Sementara di lingkaran yang lain ada seorang perempuan cantik yang
memainkan gitar sambil menyanyikan lagu-lagu Payung Teduh, Float, Banda
Neira, Frau, The Monophones, dan Mocca. Alay-alay tak satu pun yang tahu
liriknya, mereka sebagaimana biasanya, hanya bergoyang pelan dan
menepuk-nepukkan tangan. Lagu yang hinggap di pendengarannya begitu
asing, tak pernah mereka jumpai di studio televisi.
Sungai Ciliwung dibersihkan. Warga yang hidup di bantaran turun ke
sungai yang kotor dan memunguti sampah. Sementara pabrik-pabrik yang
selalu menggelontorkan limbah pembuangan ke sungai telah ditutup. Sungai
merdeka dari kebodohan manusia justru ketika kiamat akan segera datang.
Di Jakarta sudah tidak dijumpai tukang kerak telor dan mie rebus.
Para penjualnya telah pulang ke Garut dan Kuningan. Penjual sate pun
demikian, mereka tidak lagi mudik, melainkan pulang permanen ke arah
barat Sumatera dan timur Jawa. Yang paling banyak tersedia hanya nasi
uduk pindang tongkol, hampir di setiap gang, pagi dan petang, ibu-ibu
setengah baya masih menjualnya, termasuk mpok Hindun dekat kontrakan
saya. Selebihnya tak dapat diharapkan; warung nasi Padang yang masih
buka hanya tinggal di Senen, Kebayoran Lama, dan Mataraman. Restoran,
café, dan hotel telah tutup.
Dua minggu sebelum kiamat, jalanan tertib, meskipun tanpa kehadiran
polisi. Tak ada lagi suara klakson bersahut-sahutan dan umpatan khas
kebun binatang. Pengendara mobil dan motor, ketika lampu merah, tidak
melewati zebra cross. Ketika para pejalan kaki lewat, mereka melambaikan tangan, saling menyapa, dan tersenyum.

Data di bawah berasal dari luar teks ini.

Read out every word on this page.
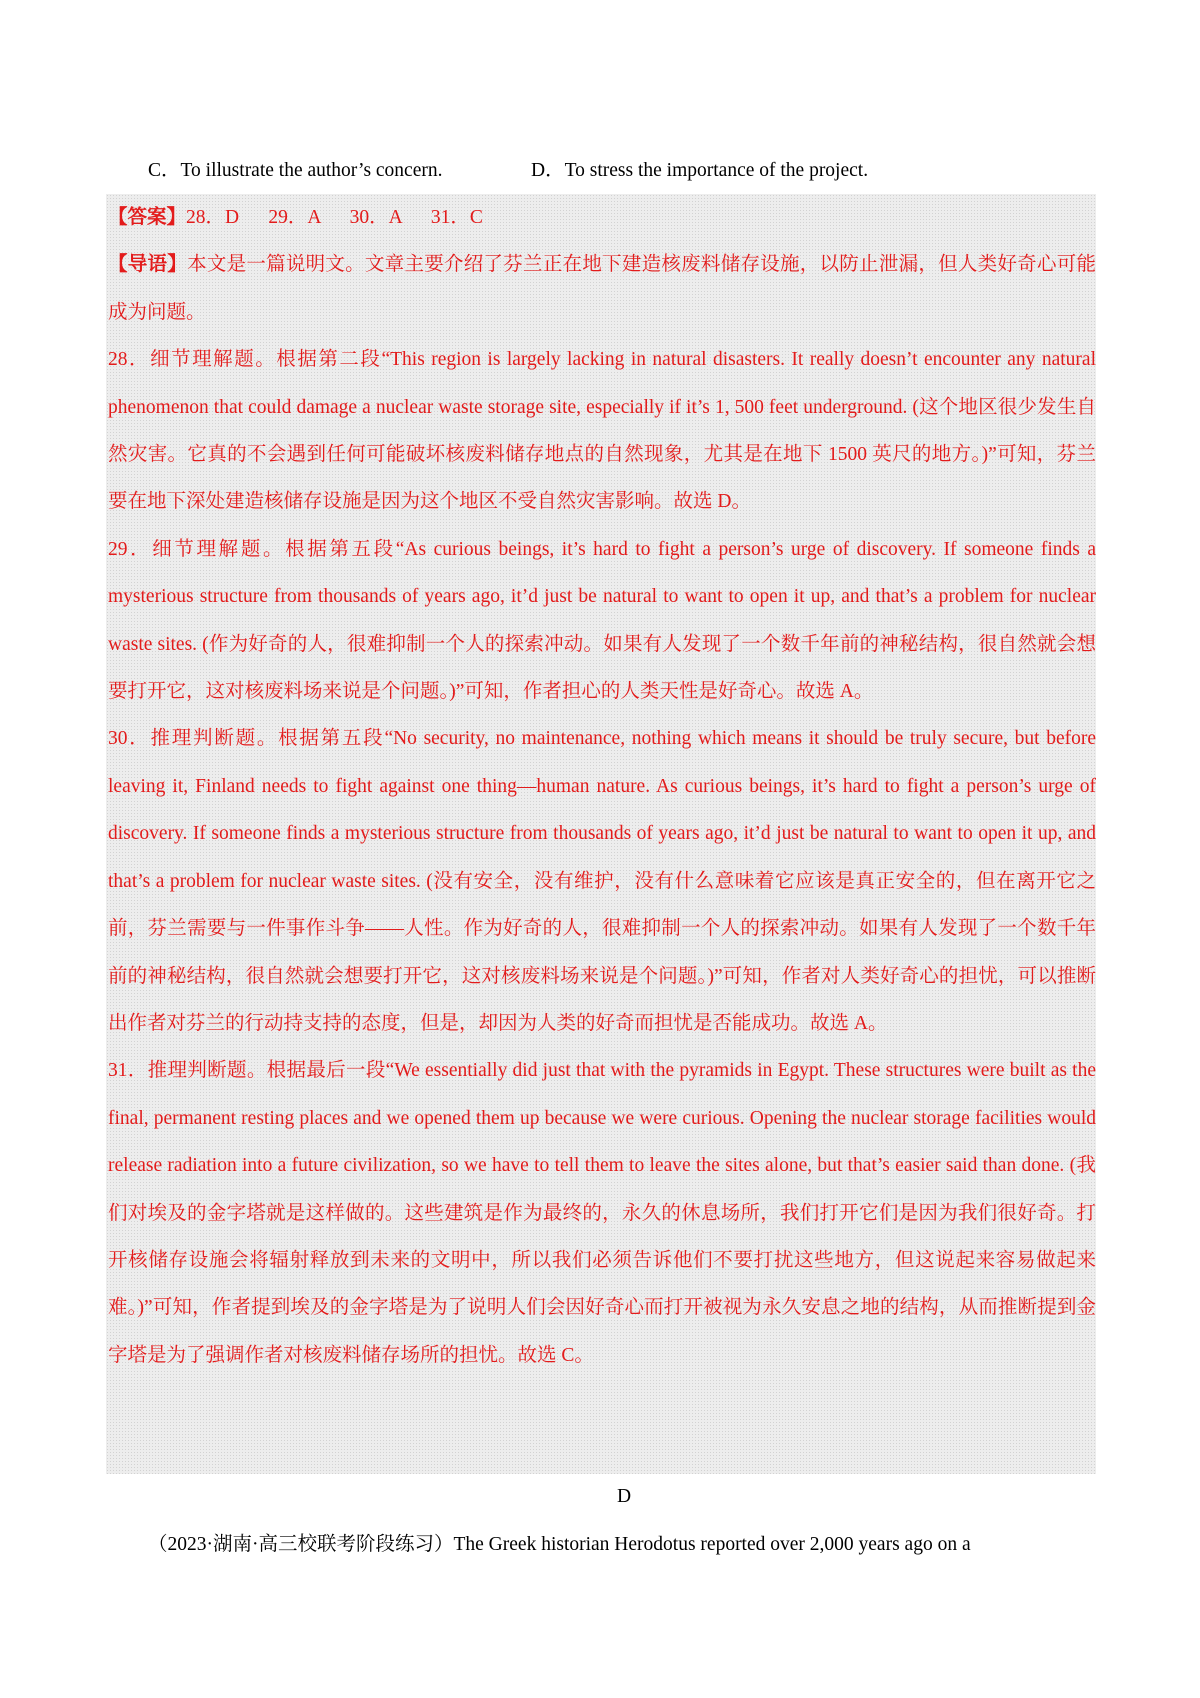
C．To illustrate the author’s concern.	D．To stress the importance of the project.

【答案】28．D      29．A      30．A      31．C

【导语】本文是一篇说明文。文章主要介绍了芬兰正在地下建造核废料储存设施，以防止泄漏，但人类好奇心可能成为问题。

28．细节理解题。根据第二段“This region is largely lacking in natural disasters. It really doesn’t encounter any natural phenomenon that could damage a nuclear waste storage site, especially if it’s 1, 500 feet underground. (这个地区很少发生自然灾害。它真的不会遇到任何可能破坏核废料储存地点的自然现象，尤其是在地下 1500 英尺的地方。)”可知，芬兰要在地下深处建造核储存设施是因为这个地区不受自然灾害影响。故选 D。

29．细节理解题。根据第五段“As curious beings, it’s hard to fight a person’s urge of discovery. If someone finds a mysterious structure from thousands of years ago, it’d just be natural to want to open it up, and that’s a problem for nuclear waste sites. (作为好奇的人，很难抑制一个人的探索冲动。如果有人发现了一个数千年前的神秘结构，很自然就会想要打开它，这对核废料场来说是个问题。)”可知，作者担心的人类天性是好奇心。故选 A。

30．推理判断题。根据第五段“No security, no maintenance, nothing which means it should be truly secure, but before leaving it, Finland needs to fight against one thing—human nature. As curious beings, it’s hard to fight a person’s urge of discovery. If someone finds a mysterious structure from thousands of years ago, it’d just be natural to want to open it up, and that’s a problem for nuclear waste sites. (没有安全，没有维护，没有什么意味着它应该是真正安全的，但在离开它之前，芬兰需要与一件事作斗争——人性。作为好奇的人，很难抑制一个人的探索冲动。如果有人发现了一个数千年前的神秘结构，很自然就会想要打开它，这对核废料场来说是个问题。)”可知，作者对人类好奇心的担忧，可以推断出作者对芬兰的行动持支持的态度，但是，却因为人类的好奇而担忧是否能成功。故选 A。

31．推理判断题。根据最后一段“We essentially did just that with the pyramids in Egypt. These structures were built as the final, permanent resting places and we opened them up because we were curious. Opening the nuclear storage facilities would release radiation into a future civilization, so we have to tell them to leave the sites alone, but that’s easier said than done. (我们对埃及的金字塔就是这样做的。这些建筑是作为最终的，永久的休息场所，我们打开它们是因为我们很好奇。打开核储存设施会将辐射释放到未来的文明中，所以我们必须告诉他们不要打扰这些地方，但这说起来容易做起来难。)”可知，作者提到埃及的金字塔是为了说明人们会因好奇心而打开被视为永久安息之地的结构，从而推断提到金字塔是为了强调作者对核废料储存场所的担忧。故选 C。

D
（2023·湖南·高三校联考阶段练习）The Greek historian Herodotus reported over 2,000 years ago on a
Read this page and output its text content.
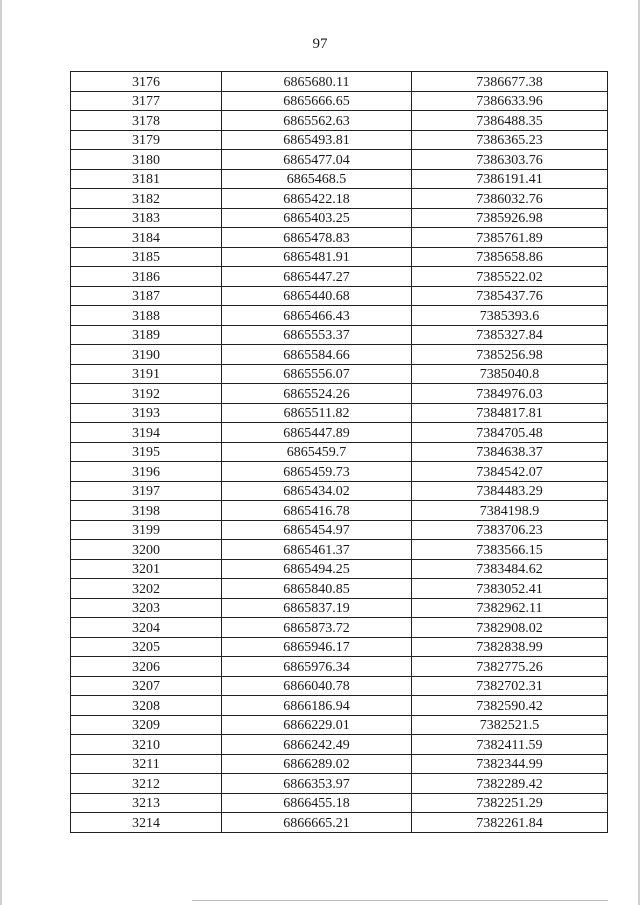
97
3176	6865680.11	7386677.38
3177	6865666.65	7386633.96
3178	6865562.63	7386488.35
3179	6865493.81	7386365.23
3180	6865477.04	7386303.76
3181	6865468.5	7386191.41
3182	6865422.18	7386032.76
3183	6865403.25	7385926.98
3184	6865478.83	7385761.89
3185	6865481.91	7385658.86
3186	6865447.27	7385522.02
3187	6865440.68	7385437.76
3188	6865466.43	7385393.6
3189	6865553.37	7385327.84
3190	6865584.66	7385256.98
3191	6865556.07	7385040.8
3192	6865524.26	7384976.03
3193	6865511.82	7384817.81
3194	6865447.89	7384705.48
3195	6865459.7	7384638.37
3196	6865459.73	7384542.07
3197	6865434.02	7384483.29
3198	6865416.78	7384198.9
3199	6865454.97	7383706.23
3200	6865461.37	7383566.15
3201	6865494.25	7383484.62
3202	6865840.85	7383052.41
3203	6865837.19	7382962.11
3204	6865873.72	7382908.02
3205	6865946.17	7382838.99
3206	6865976.34	7382775.26
3207	6866040.78	7382702.31
3208	6866186.94	7382590.42
3209	6866229.01	7382521.5
3210	6866242.49	7382411.59
3211	6866289.02	7382344.99
3212	6866353.97	7382289.42
3213	6866455.18	7382251.29
3214	6866665.21	7382261.84
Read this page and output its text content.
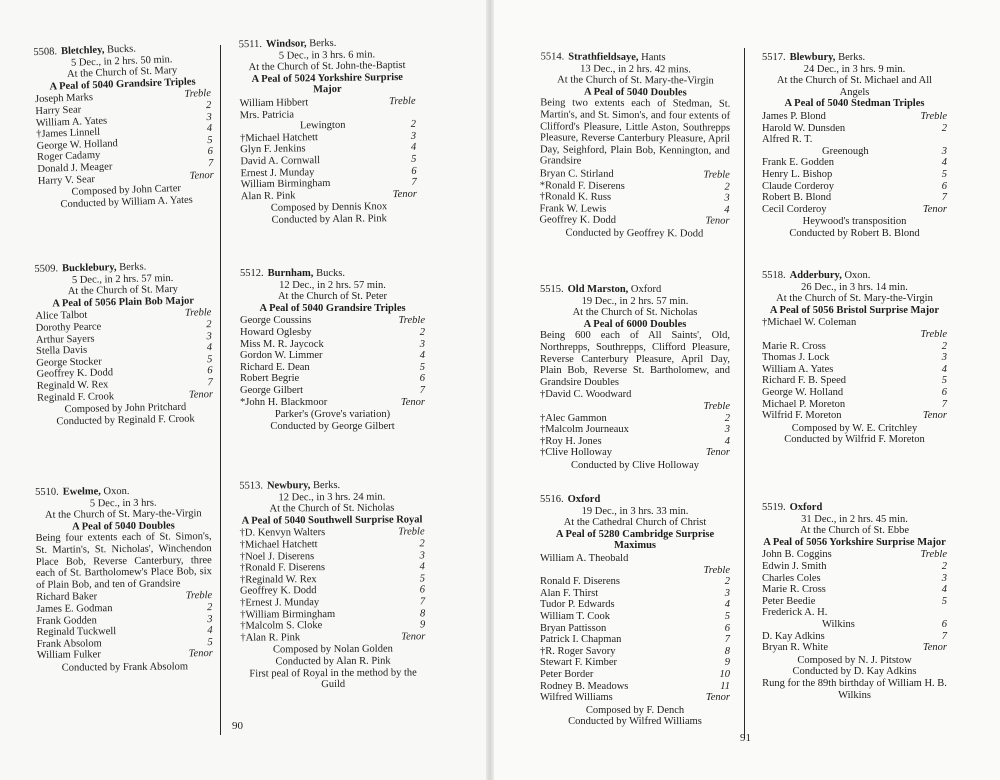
90
91
5508. Bletchley, Bucks.
5 Dec., in 2 hrs. 50 min.
At the Church of St. Mary
A Peal of 5040 Grandsire Triples
Joseph Marks	Treble
Harry Sear	2
William A. Yates	3
†James Linnell	4
George W. Holland	5
Roger Cadamy	6
Donald J. Meager	7
Harry V. Sear	Tenor
Composed by John Carter
Conducted by William A. Yates
5509. Bucklebury, Berks.
5 Dec., in 2 hrs. 57 min.
At the Church of St. Mary
A Peal of 5056 Plain Bob Major
Alice Talbot	Treble
Dorothy Pearce	2
Arthur Sayers	3
Stella Davis	4
George Stocker	5
Geoffrey K. Dodd	6
Reginald W. Rex	7
Reginald F. Crook	Tenor
Composed by John Pritchard
Conducted by Reginald F. Crook
5510. Ewelme, Oxon.
5 Dec., in 3 hrs.
At the Church of St. Mary-the-Virgin
A Peal of 5040 Doubles
Being four extents each of St. Simon's, St. Martin's, St. Nicholas', Winchendon Place Bob, Reverse Canterbury, three each of St. Bartholomew's Place Bob, six of Plain Bob, and ten of Grandsire
Richard Baker	Treble
James E. Godman	2
Frank Godden	3
Reginald Tuckwell	4
Frank Absolom	5
William Fulker	Tenor
Conducted by Frank Absolom
5511. Windsor, Berks.
5 Dec., in 3 hrs. 6 min.
At the Church of St. John-the-Baptist
A Peal of 5024 Yorkshire Surprise Major
William Hibbert	Treble
Mrs. Patricia
Lewington	2
†Michael Hatchett	3
Glyn F. Jenkins	4
David A. Cornwall	5
Ernest J. Munday	6
William Birmingham	7
Alan R. Pink	Tenor
Composed by Dennis Knox
Conducted by Alan R. Pink
5512. Burnham, Bucks.
12 Dec., in 2 hrs. 57 min.
At the Church of St. Peter
A Peal of 5040 Grandsire Triples
George Coussins	Treble
Howard Oglesby	2
Miss M. R. Jaycock	3
Gordon W. Limmer	4
Richard E. Dean	5
Robert Begrie	6
George Gilbert	7
*John H. Blackmoor	Tenor
Parker's (Grove's variation)
Conducted by George Gilbert
5513. Newbury, Berks.
12 Dec., in 3 hrs. 24 min.
At the Church of St. Nicholas
A Peal of 5040 Southwell Surprise Royal
†D. Kenvyn Walters	Treble
†Michael Hatchett	2
†Noel J. Diserens	3
†Ronald F. Diserens	4
†Reginald W. Rex	5
Geoffrey K. Dodd	6
†Ernest J. Munday	7
†William Birmingham	8
†Malcolm S. Cloke	9
†Alan R. Pink	Tenor
Composed by Nolan Golden
Conducted by Alan R. Pink
First peal of Royal in the method by the Guild
5514. Strathfieldsaye, Hants
13 Dec., in 2 hrs. 42 mins.
At the Church of St. Mary-the-Virgin
A Peal of 5040 Doubles
Being two extents each of Stedman, St. Martin's, and St. Simon's, and four extents of Clifford's Pleasure, Little Aston, Southrepps Pleasure, Reverse Canterbury Pleasure, April Day, Seighford, Plain Bob, Kennington, and Grandsire
Bryan C. Stirland	Treble
*Ronald F. Diserens	2
†Ronald K. Russ	3
Frank W. Lewis	4
Geoffrey K. Dodd	Tenor
Conducted by Geoffrey K. Dodd
5515. Old Marston, Oxford
19 Dec., in 2 hrs. 57 min.
At the Church of St. Nicholas
A Peal of 6000 Doubles
Being 600 each of All Saints', Old, Northrepps, Southrepps, Clifford Pleasure, Reverse Canterbury Pleasure, April Day, Plain Bob, Reverse St. Bartholomew, and Grandsire Doubles
†David C. Woodward
Treble
†Alec Gammon	2
†Malcolm Journeaux	3
†Roy H. Jones	4
†Clive Holloway	Tenor
Conducted by Clive Holloway
5516. Oxford
19 Dec., in 3 hrs. 33 min.
At the Cathedral Church of Christ
A Peal of 5280 Cambridge Surprise Maximus
William A. Theobald
Treble
Ronald F. Diserens	2
Alan F. Thirst	3
Tudor P. Edwards	4
William T. Cook	5
Bryan Pattisson	6
Patrick I. Chapman	7
†R. Roger Savory	8
Stewart F. Kimber	9
Peter Border	10
Rodney B. Meadows	11
Wilfred Williams	Tenor
Composed by F. Dench
Conducted by Wilfred Williams
5517. Blewbury, Berks.
24 Dec., in 3 hrs. 9 min.
At the Church of St. Michael and All Angels
A Peal of 5040 Stedman Triples
James P. Blond	Treble
Harold W. Dunsden	2
Alfred R. T.
Greenough	3
Frank E. Godden	4
Henry L. Bishop	5
Claude Corderoy	6
Robert B. Blond	7
Cecil Corderoy	Tenor
Heywood's transposition
Conducted by Robert B. Blond
5518. Adderbury, Oxon.
26 Dec., in 3 hrs. 14 min.
At the Church of St. Mary-the-Virgin
A Peal of 5056 Bristol Surprise Major
†Michael W. Coleman
Treble
Marie R. Cross	2
Thomas J. Lock	3
William A. Yates	4
Richard F. B. Speed	5
George W. Holland	6
Michael P. Moreton	7
Wilfrid F. Moreton	Tenor
Composed by W. E. Critchley
Conducted by Wilfrid F. Moreton
5519. Oxford
31 Dec., in 2 hrs. 45 min.
At the Church of St. Ebbe
A Peal of 5056 Yorkshire Surprise Major
John B. Coggins	Treble
Edwin J. Smith	2
Charles Coles	3
Marie R. Cross	4
Peter Beedie	5
Frederick A. H.
Wilkins	6
D. Kay Adkins	7
Bryan R. White	Tenor
Composed by N. J. Pitstow
Conducted by D. Kay Adkins
Rung for the 89th birthday of William H. B. Wilkins
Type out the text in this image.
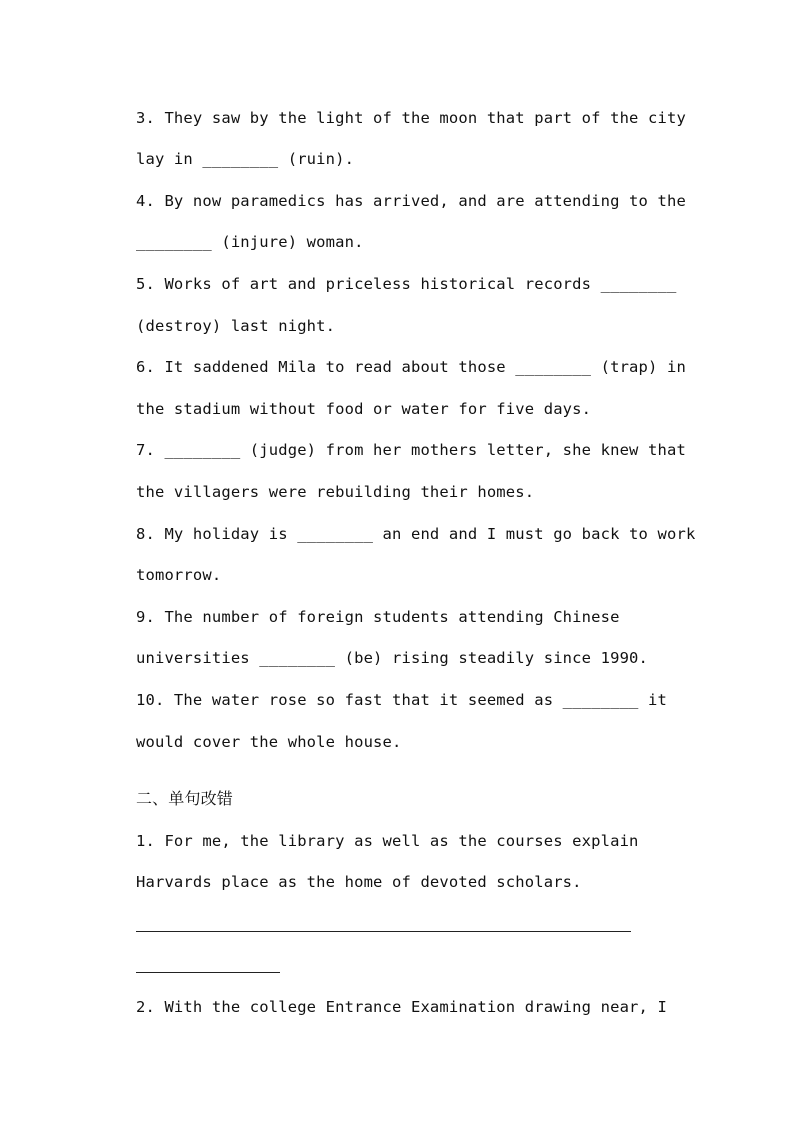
3. They saw by the light of the moon that part of the city
lay in ________ (ruin).
4. By now paramedics has arrived, and are attending to the
________ (injure) woman.
5. Works of art and priceless historical records ________
(destroy) last night.
6. It saddened Mila to read about those ________ (trap) in
the stadium without food or water for five days.
7. ________ (judge) from her mothers letter, she knew that
the villagers were rebuilding their homes.
8. My holiday is ________ an end and I must go back to work
tomorrow.
9. The number of foreign students attending Chinese
universities ________ (be) rising steadily since 1990.
10. The water rose so fast that it seemed as ________ it
would cover the whole house.
二、单句改错
1. For me, the library as well as the courses explain
Harvards place as the home of devoted scholars.
2. With the college Entrance Examination drawing near, I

Sekolah dibubarkan, dan warnet ditutup. Anak-anak sekolah tidak ada lagi yang tawuran dan main game online.
Mereka bermain bola sepuasnya. Ada pula yang bersepeda keliling kota
tanpa takut diserempet mobil yang sopirnya ugal-ugalan dan setengah
mabuk. Anak-anak perempuan menanam dan merawat bunga di rumahnya
masing-masing. Buku-buku di perpustakaan dipindahkan ke taman-taman
kota, dan tukang becak dengan malu-malu mulai membacanya.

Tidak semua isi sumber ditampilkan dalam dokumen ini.